R – No centro de São Paulo. Eu morei na Xavier de Toledo, morei na Bráulio Gomes, da Bráulio Gomes, eu não me lembro que rua foi, Álvaro de Carvalho, sempre no centro e da Álvaro de Carvalho, nós fomos para a Mooca, que tinha terreno comprado lá e construímos uma casa grande lá na rua Puis, na Mooca, fomos morar na Mooca. Dessa Rua Puis, nós tínhamos terreno também na Avenida Paes de Barros, e construímos na Paes de Barros uma belíssima residência, muito boa. Dois apartamentos, um embaixo… salão de festas, enfim… tudo que tinha necessidade. E de lá, aí eu vim aqui para os Jardins, morei não alugada, mas aqui da Hebraica, rua Alceu de Assis, tava procurando aqui, um dia eu passei aqui na coisa e vi que esse prédio tava terminando e os apartamentos vendiam, aí parei, gostei, o apartamento grande, naquele tempo, os netos eram tudo pequenos, você sempre se ilude e acabei comprando aqui o apartamento, que é onde eu moro agora, que é no nono andar. E fiquei. Ficamos aqui, os filhos casaram e aqui a vida continua assim. Agora… a minha vida é mais ou menos isso.

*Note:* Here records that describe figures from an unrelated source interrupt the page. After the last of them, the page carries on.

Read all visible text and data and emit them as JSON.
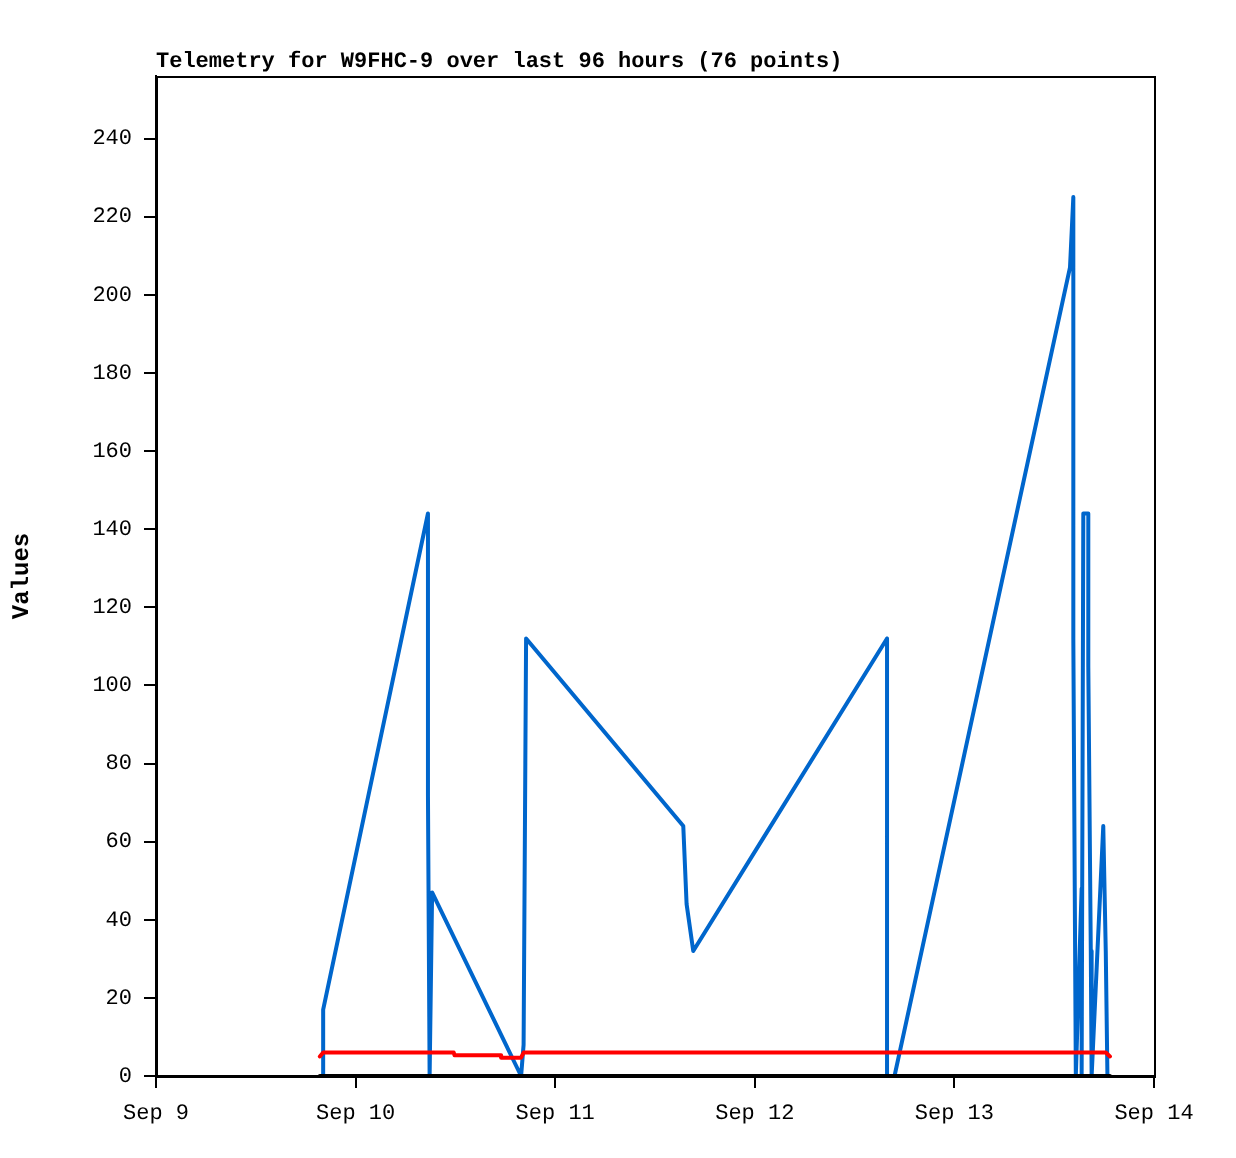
{
  "chart_data": {
    "type": "line",
    "title": "Telemetry for W9FHC-9 over last 96 hours (76 points)",
    "ylabel": "Values",
    "xlim": [
      "--09-09",
      "--09-14"
    ],
    "xticks": [
      {
        "value": "--09-09",
        "label": "Sep 9"
      },
      {
        "value": "--09-10",
        "label": "Sep 10"
      },
      {
        "value": "--09-11",
        "label": "Sep 11"
      },
      {
        "value": "--09-12",
        "label": "Sep 12"
      },
      {
        "value": "--09-13",
        "label": "Sep 13"
      },
      {
        "value": "--09-14",
        "label": "Sep 14"
      }
    ],
    "ylim": [
      0,
      256
    ],
    "yticks": [
      0,
      20,
      40,
      60,
      80,
      100,
      120,
      140,
      160,
      180,
      200,
      220,
      240
    ],
    "grid": false,
    "legend": false,
    "marker": "none",
    "line_style": "solid",
    "series": [
      {
        "color": "#000000",
        "x": [
          "--09-09T19:42",
          "--09-13T18:42"
        ],
        "values": [
          0,
          0
        ]
      },
      {
        "color": "#ff0000",
        "x": [
          "--09-09T19:42",
          "--09-09T20:06",
          "--09-10T11:48",
          "--09-10T11:54",
          "--09-10T17:24",
          "--09-10T17:30",
          "--09-10T19:54",
          "--09-10T20:12",
          "--09-13T18:12",
          "--09-13T18:42"
        ],
        "values": [
          5,
          6,
          6,
          5.3,
          5.3,
          4.7,
          4.7,
          6,
          6,
          5
        ]
      },
      {
        "color": "#0066cc",
        "x": [
          "--09-09T20:06",
          "--09-09T20:06",
          "--09-10T08:42",
          "--09-10T08:42",
          "--09-10T08:54",
          "--09-10T09:12",
          "--09-10T19:54",
          "--09-10T20:12",
          "--09-10T20:30",
          "--09-11T15:24",
          "--09-11T15:48",
          "--09-11T16:36",
          "--09-12T15:54",
          "--09-12T15:54",
          "--09-12T16:48",
          "--09-13T13:54",
          "--09-13T14:18",
          "--09-13T14:18",
          "--09-13T14:36",
          "--09-13T15:18",
          "--09-13T15:18",
          "--09-13T15:30",
          "--09-13T16:06",
          "--09-13T16:06",
          "--09-13T16:24",
          "--09-13T16:30",
          "--09-13T17:54",
          "--09-13T18:12",
          "--09-13T18:24"
        ],
        "values": [
          0,
          17,
          144,
          72,
          0,
          47,
          0,
          8,
          112,
          64,
          44,
          32,
          112,
          0,
          0,
          207,
          225,
          112,
          0,
          48,
          0,
          144,
          144,
          105,
          32,
          0,
          64,
          32,
          0
        ]
      }
    ]
  }
}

P/1 – Tá, mas eu queria só entrar em detalhe de algumas coisas. Na época da infância, no centro, como é que era o centro de São Paulo? Me conta um pouco melhor, porque tem gente que não viu, como é que era?
R – O centro de São Paulo era um centro maravilhoso, que nunca ouvi falar em assaltos, aliás, eu soube de dois assassinatos só, um foi um italiano que picou a mulher dele, pôs numa mala e ia mandar para a Itália, mas pararam em Santos e o outro, aquele que você deve ter ouvido falar, aquele na Avenida São João, aquele prédio redondo que tem lá, o cara matou a mãe, se matou e matou o irmão, como é que chama aquilo ali? Tem um nome aquilo ali, Castelinho. Já ouviu falar no Castelinho? Foram os que eu ouvi na minha infância, assim, vou dizer infância, 18, 20 anos, 22, 23 por aí. Então, a gente andava tranquilamente, parava os carros na Praça da Sé, andava no centro da cidade, enfim, se ia no teatro, parava na porta do teatro o carro, quando você voltava, estava lá. Foi bom, foi uma maravilha. Depois começou a complicar, né, aí…
P/1 – E São Paulo era da garoa mesmo ou…
R –
São Paulo era maravilhoso, rapaz, São Paulo era terra da garoa mesmo. Você podia assistir um jogo de futebol, gosto muito, gostei muito, enfim…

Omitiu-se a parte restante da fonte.